The company cuts and bends sheets of lightweight metals — such as stainless steel, aluminum, brass, copper or titanium — to create parts for these manufacturers in a wide array of products.

“None of the things we make are proprietary products,” Prom said. “We make a lot of small pieces that people don’t see.”

Those pieces can be anything from the chassis the company made for IBM electronic typewriters in the 1980s to the metal dashboard backings produced today for Duluth airplane manufacturer Cirrus Design Corp.

In addition to bending and cutting, other custom work is sometimes performed, such as affixing hardware like screws and washers or applying custom finishes and silk-screening custom labels.

Walking through Hibbing Fabricator’s 37,000 square-foot plant, Prom isn’t always sure what items are in production.

“In a month, we do 400 to 500 different parts,” he said. “This guy’s making one thing, that guy’s making another thing, this guy’s making something else.”

Prom said the company’s most recent major equipment addition was Northeastern Minnesota’s first laser cutting instrument, which went into production at the end of 2006. The $950,000 purchase was made possible with the help of a $300,000 bank participation loan provided by Iron Range Resources.

Prom said the company also uses a turret punch press that cuts holes better, while the laser cuts curves better. He said the company is exploring the purchase of turret/laser combination machine.

“The biggest push that we’re seeing now is robotics,” Prom said, referring to the demand for cutting machines programmed to work when the human labor goes home at night.

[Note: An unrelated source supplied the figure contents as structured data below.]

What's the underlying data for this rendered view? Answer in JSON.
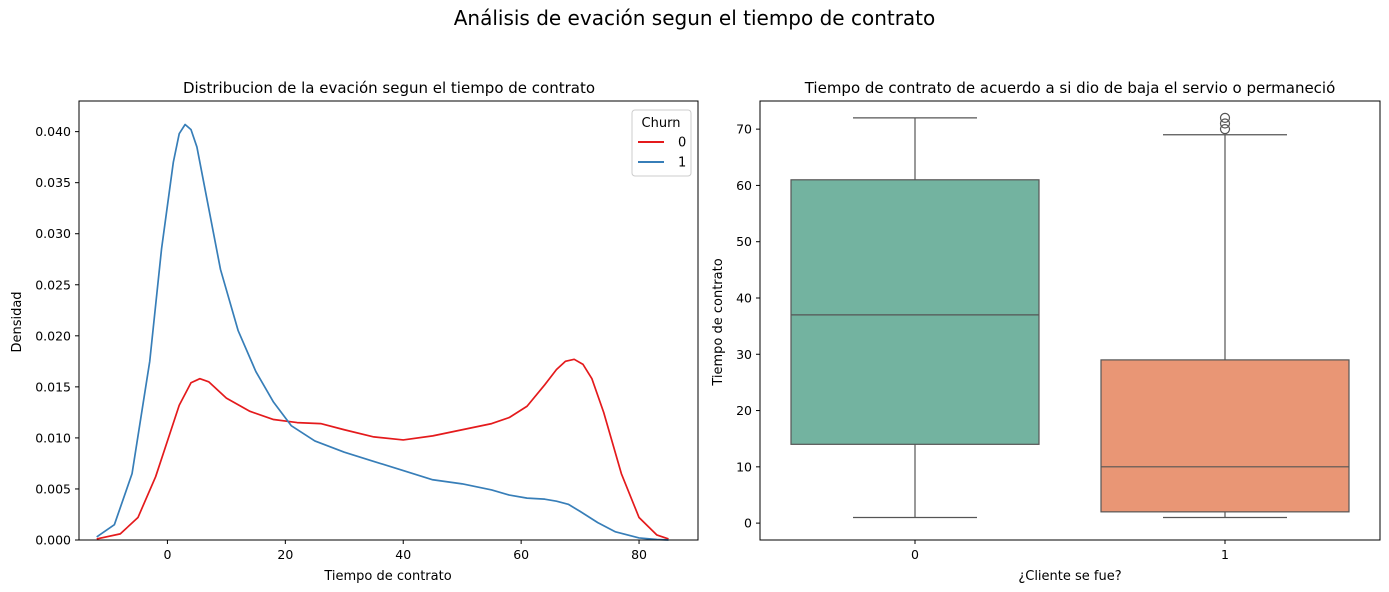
{
  "figure": {
    "suptitle": "Análisis de evación segun el tiempo de contrato"
  },
  "chart_data": [
    {
      "type": "line",
      "title": "Distribucion de la evación segun el tiempo de contrato",
      "xlabel": "Tiempo de contrato",
      "ylabel": "Densidad",
      "xlim": [
        -15,
        90
      ],
      "ylim": [
        0,
        0.043
      ],
      "xticks": [
        0,
        20,
        40,
        60,
        80
      ],
      "yticks": [
        0.0,
        0.005,
        0.01,
        0.015,
        0.02,
        0.025,
        0.03,
        0.035,
        0.04
      ],
      "ytick_labels": [
        "0.000",
        "0.005",
        "0.010",
        "0.015",
        "0.020",
        "0.025",
        "0.030",
        "0.035",
        "0.040"
      ],
      "legend": {
        "title": "Churn",
        "placement": "top-right"
      },
      "series": [
        {
          "name": "0",
          "color": "#e41a1c",
          "x": [
            -12,
            -8,
            -5,
            -2,
            0,
            2,
            4,
            5.5,
            7,
            10,
            14,
            18,
            22,
            26,
            30,
            35,
            40,
            45,
            50,
            55,
            58,
            61,
            64,
            66,
            67.5,
            69,
            70.5,
            72,
            74,
            77,
            80,
            83,
            85
          ],
          "y": [
            0.0001,
            0.0006,
            0.0022,
            0.0062,
            0.0097,
            0.0132,
            0.0154,
            0.0158,
            0.0155,
            0.0139,
            0.0126,
            0.0118,
            0.0115,
            0.0114,
            0.0108,
            0.0101,
            0.0098,
            0.0102,
            0.0108,
            0.0114,
            0.012,
            0.0131,
            0.0152,
            0.0167,
            0.0175,
            0.0177,
            0.0172,
            0.0158,
            0.0125,
            0.0065,
            0.0022,
            0.0005,
            0.0001
          ]
        },
        {
          "name": "1",
          "color": "#377eb8",
          "x": [
            -12,
            -9,
            -6,
            -3,
            -1,
            1,
            2,
            3,
            4,
            5,
            7,
            9,
            12,
            15,
            18,
            21,
            25,
            30,
            35,
            40,
            45,
            50,
            55,
            58,
            61,
            64,
            66,
            68,
            70,
            73,
            76,
            80,
            83,
            85
          ],
          "y": [
            0.0003,
            0.0015,
            0.0065,
            0.0175,
            0.0285,
            0.037,
            0.0398,
            0.0407,
            0.0402,
            0.0385,
            0.0325,
            0.0265,
            0.0205,
            0.0165,
            0.0135,
            0.0112,
            0.0097,
            0.0086,
            0.0077,
            0.0068,
            0.0059,
            0.0055,
            0.0049,
            0.0044,
            0.0041,
            0.004,
            0.0038,
            0.0035,
            0.0028,
            0.0017,
            0.0008,
            0.0002,
            5e-05,
            0.0
          ]
        }
      ]
    },
    {
      "type": "box",
      "title": "Tiempo de contrato de acuerdo a si dio de baja el servio o permaneció",
      "xlabel": "¿Cliente se fue?",
      "ylabel": "Tiempo de contrato",
      "ylim": [
        -3,
        75
      ],
      "yticks": [
        0,
        10,
        20,
        30,
        40,
        50,
        60,
        70
      ],
      "categories": [
        "0",
        "1"
      ],
      "boxes": [
        {
          "name": "0",
          "color": "#73b3a0",
          "whisker_low": 1,
          "q1": 14,
          "median": 37,
          "q3": 61,
          "whisker_high": 72,
          "outliers": []
        },
        {
          "name": "1",
          "color": "#e99675",
          "whisker_low": 1,
          "q1": 2,
          "median": 10,
          "q3": 29,
          "whisker_high": 69,
          "outliers": [
            70,
            71,
            72
          ]
        }
      ]
    }
  ]
}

“Quite a few of our competitors are doing that in order to compete with foreign labor costs,” he said. “We’ll need high-skilled people to program it. We intend to train the people we’ve already invested in.”

Hibbing Fabricators began with just three employees in 1985. Prom was hired as controller in 1999, and became the company’s fourth president when Steve Saggau left in 2002.

“We still have the same core owners,” Prom said. Of the original 12, nine are still invested.

“Imagine starting out with no products, no equipment and putting a company together,” Prom said. “It was a struggle, but it worked. The investors stuck with it.”